Veri toplama aracı olarak “Tanıtım Formu”, “Beck Depresyon Ölçeği” ve “Golombok Rust Cinsel Doyum Ölçeği” kullanılmıştır. Verilerin değerlendirilmesinde SPSS 10.0 paket programı kullanılmış, istatistiksel değerlendirmede t-testi, ANOVA, Pearson korelasyon analizi uygulanmıştır.
Araştırmamızdan elde edilen sonuçlara göre; örnekleme alınan diyaliz hastalarında cinsel sorunlar %57.1 oranında görülmektedir. Cinsiyet, yaş, evlilik yılı, eğitim durumu ve depresyon düzeyi ile cinsel sorunlar karşılaştırıldığında aralarında anlamlı bir ilişki bulunmuştur (p<0.01). Kadın diyaliz hastalarında cinsel sorunların (%92) erkek diyaliz hastalarına oranla daha yaygın olduğu belirlenmiştir. Çocuk sayısı, gelir düzeyi, aile tipi, kendisine ait bir yatak odasının bulunması, günlük ihtiyaçlarını karşılayabilme, diyaliz yılı, diyaliz sıklığı, nakil durumu, ikinci veya üçüncü bir başka hastalığın bulunması gibi değişkenlerle cinsel sorunlar arasında anlamlı bir ilişki bulunmamıştır (P>0.05).

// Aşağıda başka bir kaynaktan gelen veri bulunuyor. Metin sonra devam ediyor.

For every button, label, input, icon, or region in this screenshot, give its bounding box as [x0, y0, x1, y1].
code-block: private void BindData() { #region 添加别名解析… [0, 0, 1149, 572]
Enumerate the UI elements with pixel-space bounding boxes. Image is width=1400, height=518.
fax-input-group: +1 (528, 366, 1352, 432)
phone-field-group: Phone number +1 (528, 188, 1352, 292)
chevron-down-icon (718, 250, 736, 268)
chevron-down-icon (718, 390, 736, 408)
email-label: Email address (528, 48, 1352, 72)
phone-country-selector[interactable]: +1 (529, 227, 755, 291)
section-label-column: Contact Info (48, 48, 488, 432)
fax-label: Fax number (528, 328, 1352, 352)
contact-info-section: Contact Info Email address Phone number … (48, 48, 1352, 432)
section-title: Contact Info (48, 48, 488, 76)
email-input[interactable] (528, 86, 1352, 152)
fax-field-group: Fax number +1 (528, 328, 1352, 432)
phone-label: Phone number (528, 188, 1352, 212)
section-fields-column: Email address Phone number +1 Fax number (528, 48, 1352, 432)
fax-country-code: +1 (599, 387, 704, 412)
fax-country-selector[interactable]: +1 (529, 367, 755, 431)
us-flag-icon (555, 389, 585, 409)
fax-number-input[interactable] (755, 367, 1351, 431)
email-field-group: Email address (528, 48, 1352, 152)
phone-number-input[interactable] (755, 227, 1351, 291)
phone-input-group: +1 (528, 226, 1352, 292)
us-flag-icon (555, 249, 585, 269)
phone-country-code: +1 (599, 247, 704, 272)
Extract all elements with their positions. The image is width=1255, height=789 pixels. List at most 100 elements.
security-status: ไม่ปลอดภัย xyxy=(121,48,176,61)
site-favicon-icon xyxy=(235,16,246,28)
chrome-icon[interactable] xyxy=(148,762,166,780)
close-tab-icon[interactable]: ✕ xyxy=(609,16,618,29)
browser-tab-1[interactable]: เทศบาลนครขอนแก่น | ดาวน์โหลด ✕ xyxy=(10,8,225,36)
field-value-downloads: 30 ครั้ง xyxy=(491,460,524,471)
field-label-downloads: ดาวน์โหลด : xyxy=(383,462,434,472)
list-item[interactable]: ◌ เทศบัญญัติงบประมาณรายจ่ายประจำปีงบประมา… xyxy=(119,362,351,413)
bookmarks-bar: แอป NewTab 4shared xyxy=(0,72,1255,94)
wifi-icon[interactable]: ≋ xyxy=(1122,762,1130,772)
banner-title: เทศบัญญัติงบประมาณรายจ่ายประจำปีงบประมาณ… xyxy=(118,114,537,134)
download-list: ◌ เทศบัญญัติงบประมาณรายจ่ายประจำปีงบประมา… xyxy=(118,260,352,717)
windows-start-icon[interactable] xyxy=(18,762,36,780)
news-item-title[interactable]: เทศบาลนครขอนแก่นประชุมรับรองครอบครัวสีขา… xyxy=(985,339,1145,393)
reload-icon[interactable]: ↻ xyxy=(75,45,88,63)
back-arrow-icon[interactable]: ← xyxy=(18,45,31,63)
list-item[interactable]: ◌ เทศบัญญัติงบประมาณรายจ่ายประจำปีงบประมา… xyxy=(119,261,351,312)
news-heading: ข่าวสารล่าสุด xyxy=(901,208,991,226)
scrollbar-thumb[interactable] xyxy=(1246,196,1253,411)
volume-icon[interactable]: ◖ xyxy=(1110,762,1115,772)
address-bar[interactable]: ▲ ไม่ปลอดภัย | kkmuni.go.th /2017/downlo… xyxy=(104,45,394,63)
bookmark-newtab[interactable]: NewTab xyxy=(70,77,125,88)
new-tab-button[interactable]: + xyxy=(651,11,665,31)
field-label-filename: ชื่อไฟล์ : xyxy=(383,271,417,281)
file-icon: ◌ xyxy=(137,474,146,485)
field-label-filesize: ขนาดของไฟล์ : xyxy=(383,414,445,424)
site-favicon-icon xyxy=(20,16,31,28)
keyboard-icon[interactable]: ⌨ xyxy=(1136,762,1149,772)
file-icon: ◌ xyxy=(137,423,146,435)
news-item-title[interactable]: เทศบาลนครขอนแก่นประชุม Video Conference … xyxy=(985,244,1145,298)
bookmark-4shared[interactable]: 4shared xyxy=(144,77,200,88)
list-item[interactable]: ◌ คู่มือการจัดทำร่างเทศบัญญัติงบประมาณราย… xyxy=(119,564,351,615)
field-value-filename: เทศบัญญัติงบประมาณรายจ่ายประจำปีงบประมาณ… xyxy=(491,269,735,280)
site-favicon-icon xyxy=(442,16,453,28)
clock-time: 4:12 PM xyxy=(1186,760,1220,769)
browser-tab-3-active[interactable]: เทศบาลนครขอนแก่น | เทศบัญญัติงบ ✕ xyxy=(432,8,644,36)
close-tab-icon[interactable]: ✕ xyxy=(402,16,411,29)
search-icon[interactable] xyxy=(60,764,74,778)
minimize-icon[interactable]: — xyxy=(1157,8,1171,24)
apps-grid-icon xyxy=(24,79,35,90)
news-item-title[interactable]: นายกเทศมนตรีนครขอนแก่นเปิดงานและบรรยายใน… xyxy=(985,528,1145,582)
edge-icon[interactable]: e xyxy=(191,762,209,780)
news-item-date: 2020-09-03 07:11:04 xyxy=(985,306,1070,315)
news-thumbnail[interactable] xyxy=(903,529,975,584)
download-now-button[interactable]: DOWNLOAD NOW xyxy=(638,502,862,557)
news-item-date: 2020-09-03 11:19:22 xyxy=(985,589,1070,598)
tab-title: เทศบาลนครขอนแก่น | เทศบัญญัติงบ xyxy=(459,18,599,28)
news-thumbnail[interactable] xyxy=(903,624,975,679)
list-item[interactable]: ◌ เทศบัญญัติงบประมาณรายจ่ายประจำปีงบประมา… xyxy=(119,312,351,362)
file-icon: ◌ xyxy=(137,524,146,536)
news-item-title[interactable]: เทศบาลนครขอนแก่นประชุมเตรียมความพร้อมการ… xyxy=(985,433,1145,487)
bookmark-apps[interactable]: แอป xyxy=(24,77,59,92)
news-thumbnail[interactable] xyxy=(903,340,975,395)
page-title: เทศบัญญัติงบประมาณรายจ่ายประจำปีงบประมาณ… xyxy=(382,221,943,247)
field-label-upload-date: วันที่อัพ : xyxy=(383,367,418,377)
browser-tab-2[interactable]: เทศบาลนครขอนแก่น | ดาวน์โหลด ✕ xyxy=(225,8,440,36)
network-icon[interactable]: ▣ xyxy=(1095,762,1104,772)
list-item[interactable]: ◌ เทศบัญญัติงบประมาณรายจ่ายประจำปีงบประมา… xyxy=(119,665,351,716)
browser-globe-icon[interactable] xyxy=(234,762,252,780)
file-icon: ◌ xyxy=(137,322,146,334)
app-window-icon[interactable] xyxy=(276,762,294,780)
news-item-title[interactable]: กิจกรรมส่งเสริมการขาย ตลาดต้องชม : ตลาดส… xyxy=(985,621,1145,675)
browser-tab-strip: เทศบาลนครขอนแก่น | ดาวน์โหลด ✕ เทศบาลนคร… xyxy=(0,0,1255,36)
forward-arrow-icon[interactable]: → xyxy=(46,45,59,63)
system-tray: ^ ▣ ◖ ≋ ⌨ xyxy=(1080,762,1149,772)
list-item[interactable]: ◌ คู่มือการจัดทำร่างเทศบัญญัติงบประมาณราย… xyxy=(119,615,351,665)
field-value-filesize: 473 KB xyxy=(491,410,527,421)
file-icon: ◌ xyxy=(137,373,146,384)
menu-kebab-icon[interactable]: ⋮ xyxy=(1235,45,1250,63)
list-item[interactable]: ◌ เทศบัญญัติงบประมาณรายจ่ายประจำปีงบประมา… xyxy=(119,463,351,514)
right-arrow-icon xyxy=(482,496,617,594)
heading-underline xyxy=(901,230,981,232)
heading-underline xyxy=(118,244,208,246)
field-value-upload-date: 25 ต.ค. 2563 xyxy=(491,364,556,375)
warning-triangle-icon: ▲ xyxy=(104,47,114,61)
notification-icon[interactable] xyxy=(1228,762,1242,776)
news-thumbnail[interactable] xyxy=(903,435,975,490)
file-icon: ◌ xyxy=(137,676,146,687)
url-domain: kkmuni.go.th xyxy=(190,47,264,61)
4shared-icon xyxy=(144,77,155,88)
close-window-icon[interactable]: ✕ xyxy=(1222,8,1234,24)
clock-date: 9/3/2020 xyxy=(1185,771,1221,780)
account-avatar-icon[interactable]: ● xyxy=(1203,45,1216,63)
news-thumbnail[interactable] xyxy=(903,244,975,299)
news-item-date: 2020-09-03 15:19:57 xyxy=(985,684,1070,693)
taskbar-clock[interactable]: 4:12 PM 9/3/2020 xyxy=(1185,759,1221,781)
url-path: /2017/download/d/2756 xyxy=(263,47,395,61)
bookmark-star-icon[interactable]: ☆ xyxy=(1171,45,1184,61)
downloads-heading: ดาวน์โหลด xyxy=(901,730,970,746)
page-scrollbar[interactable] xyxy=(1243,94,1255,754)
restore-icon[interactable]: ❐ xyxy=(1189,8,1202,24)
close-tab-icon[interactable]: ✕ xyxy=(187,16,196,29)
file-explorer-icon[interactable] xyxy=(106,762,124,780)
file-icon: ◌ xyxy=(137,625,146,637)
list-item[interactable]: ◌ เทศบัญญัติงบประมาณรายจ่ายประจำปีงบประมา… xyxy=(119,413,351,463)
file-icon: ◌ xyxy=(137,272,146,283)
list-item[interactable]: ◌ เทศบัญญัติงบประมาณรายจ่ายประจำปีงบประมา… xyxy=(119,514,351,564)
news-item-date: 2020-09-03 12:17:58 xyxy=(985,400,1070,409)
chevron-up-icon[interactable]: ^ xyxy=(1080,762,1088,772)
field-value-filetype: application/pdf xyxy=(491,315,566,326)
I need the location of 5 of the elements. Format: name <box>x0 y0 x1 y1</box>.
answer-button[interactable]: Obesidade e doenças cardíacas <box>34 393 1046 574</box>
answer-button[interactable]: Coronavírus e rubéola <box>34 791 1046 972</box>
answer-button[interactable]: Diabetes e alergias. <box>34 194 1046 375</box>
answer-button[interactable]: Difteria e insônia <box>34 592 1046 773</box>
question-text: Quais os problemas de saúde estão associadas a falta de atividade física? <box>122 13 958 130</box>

Kadınlarda görülen cinsel sorunlarda ilk sırayı kaçınma ve dokunma (%76) ile ilgili sorunlar alırken, en az ifade edilen sorunun anorgazmi (% 8) olduğu belirlenmiştir.
Erkeklerde ise erken boşalma (% 57.9) ve sıklık (cinsel ilişki sıklığı,% 39.5) ile ilgili sorunların çok görüldüğü en az rastlanan sorunun kaçınma ve doyum (%10.5) ile ilgili olduğu belirlenmiştir.
Araştırmadan elde edilen sonuçlara uygun öneriler getirilmiştir.